The Complete Guide to Using AI as a Legal Professional in Singapore in 2025

By Ludo Fourrage

Last Updated: September 13th 2025

Legal professional using AI tools in Singapore 2025 with law books, laptop and AI interface

Too Long; Didn't Read:

Singapore 2025: NAIS 2.0 and over SGD1 billion in AI funding (plus SGD150M Enterprise Compute Initiative) drive sectoral guidance - PDPA (Mar 2024), Model AI Governance and AI Verify (mapped to NIST/ISO). Use tools like LawNet 4.0 (~10,000 users).

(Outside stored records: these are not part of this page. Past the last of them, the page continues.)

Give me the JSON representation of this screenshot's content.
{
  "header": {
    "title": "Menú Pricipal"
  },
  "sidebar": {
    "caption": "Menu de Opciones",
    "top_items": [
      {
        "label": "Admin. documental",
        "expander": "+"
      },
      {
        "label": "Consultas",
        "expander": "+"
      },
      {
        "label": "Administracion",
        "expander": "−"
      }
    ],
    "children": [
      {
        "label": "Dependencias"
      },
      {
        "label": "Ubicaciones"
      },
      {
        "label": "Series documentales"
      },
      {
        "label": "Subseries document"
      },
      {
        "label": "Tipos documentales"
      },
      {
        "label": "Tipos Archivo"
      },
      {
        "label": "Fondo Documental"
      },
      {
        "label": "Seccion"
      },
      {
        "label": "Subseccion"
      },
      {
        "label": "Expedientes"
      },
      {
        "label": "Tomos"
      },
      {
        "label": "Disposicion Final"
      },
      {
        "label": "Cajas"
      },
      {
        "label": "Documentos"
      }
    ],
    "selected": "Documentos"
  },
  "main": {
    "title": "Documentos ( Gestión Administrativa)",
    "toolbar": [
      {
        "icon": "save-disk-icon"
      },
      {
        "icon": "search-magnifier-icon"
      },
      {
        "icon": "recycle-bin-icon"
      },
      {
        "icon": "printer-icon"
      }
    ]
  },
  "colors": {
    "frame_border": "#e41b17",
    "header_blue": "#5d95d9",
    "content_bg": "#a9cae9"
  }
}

Lawyers must verify outputs, keep humans-in-loop, run DPIAs and allocate contractual risk.

Introduction: Using AI as a Legal Professional in Singapore in 2025 - Singapore's NAIS 2.0 has shifted AI from “nice to have” to something every lawyer should understand, and the city‑state favours agile, sectoral guidance (Model AI Governance Framework, AI Verify) over a single omnibus law; law firms already deploy AI for document review and M&A due diligence while courts publish practical rules on generative tools.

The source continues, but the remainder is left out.